Nowadays, information is crucial in the configuration of the socio-political space. Data relevance in both decision making and decision taking has exponentially increased. Content examination, social network analysis, information propagation (including epidemic and statistical modeling analysis), or sentiment analysis techniques are currently used to classify and curate information. Nonetheless, mis- and dis-information are among the major current cybersecurity challenges, as it is hindering the very health of our democratic systems. As a result, there is an urge to devise and implement technical solutions to detect and deter the propagation of unreliable information. In this work, we consider a specific case in the taxonomy of the complex scenarios of mis- and dis-information phenomena, the so-called fake news. In short, we used labeled data set containing fake news, which are going to be detected by means of traditional natural language processing techniques and advanced deep learning approaches. Our intention relies on comparing the accuracy of simple methods (namely, traditional natural language processing) with respect to modern and complex techniques in the deep learning family. The study of the above mentioned dataset hints that adopting complex techniques may not always guarantee achieving better classification performances.
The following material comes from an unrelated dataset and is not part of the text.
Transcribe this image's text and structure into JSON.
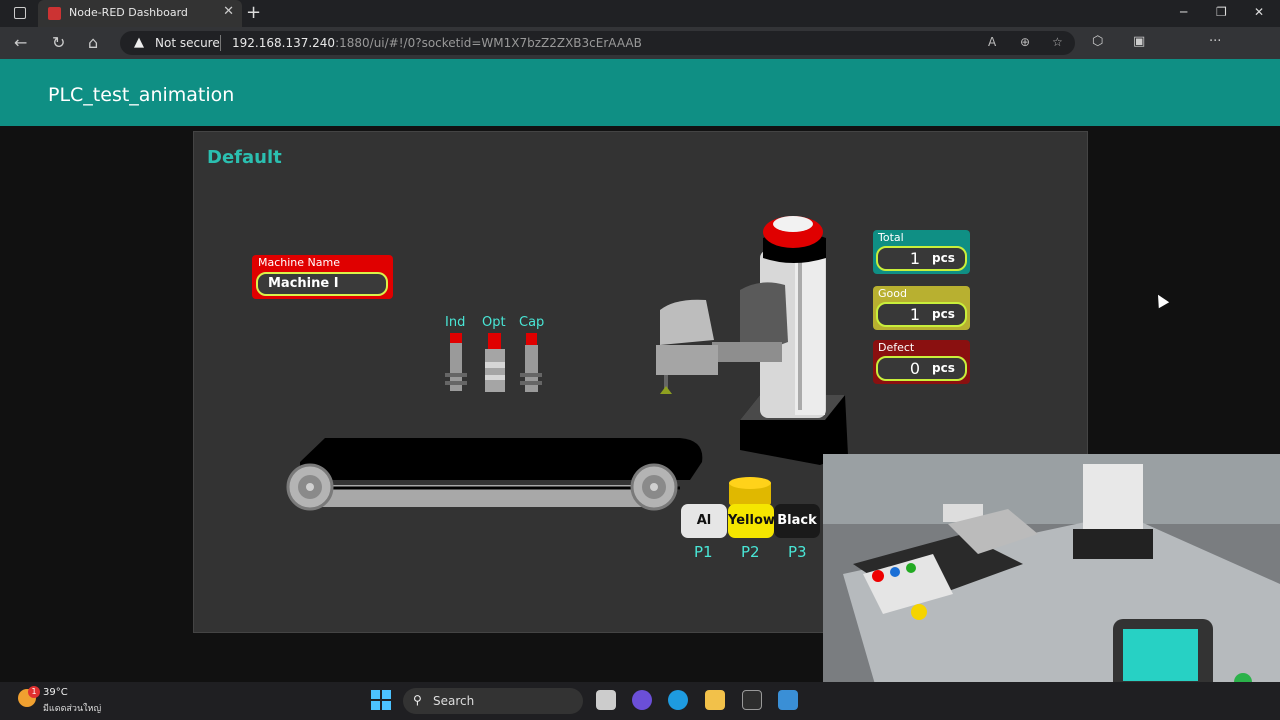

机译:如今,信息在社会政治空间的配置中至关重要。决策和决策中的数据相关性是指数增长的。内容检查,社交网络分析,信息传播(包括疫情和统计建模分析)或情感分析技术目前用于分类和策划信息。尽管如此,误导性和分歧是主要的当前网络安全挑战之一,因为它正在阻碍我们民主制度的健康状况。因此,有一个推动和实施技术解决方案来检测和阻止不可靠信息的传播。在这项工作中,我们考虑了一个特定的案例,在误导和解除信息现象的复杂情景的分类中,所谓的假新闻。简而言之,我们使用了包含假新闻的标记数据集,这些数据将通过传统的自然语言处理技术和高级深度学习方法来检测。我们的意图依赖于在深入学习家庭中的现代和复杂技术方面比较简单方法(即传统的自然语言处理)的准确性。对上述数据集提示采用复杂技术的研究可能并不总是保证实现更好的分类性能。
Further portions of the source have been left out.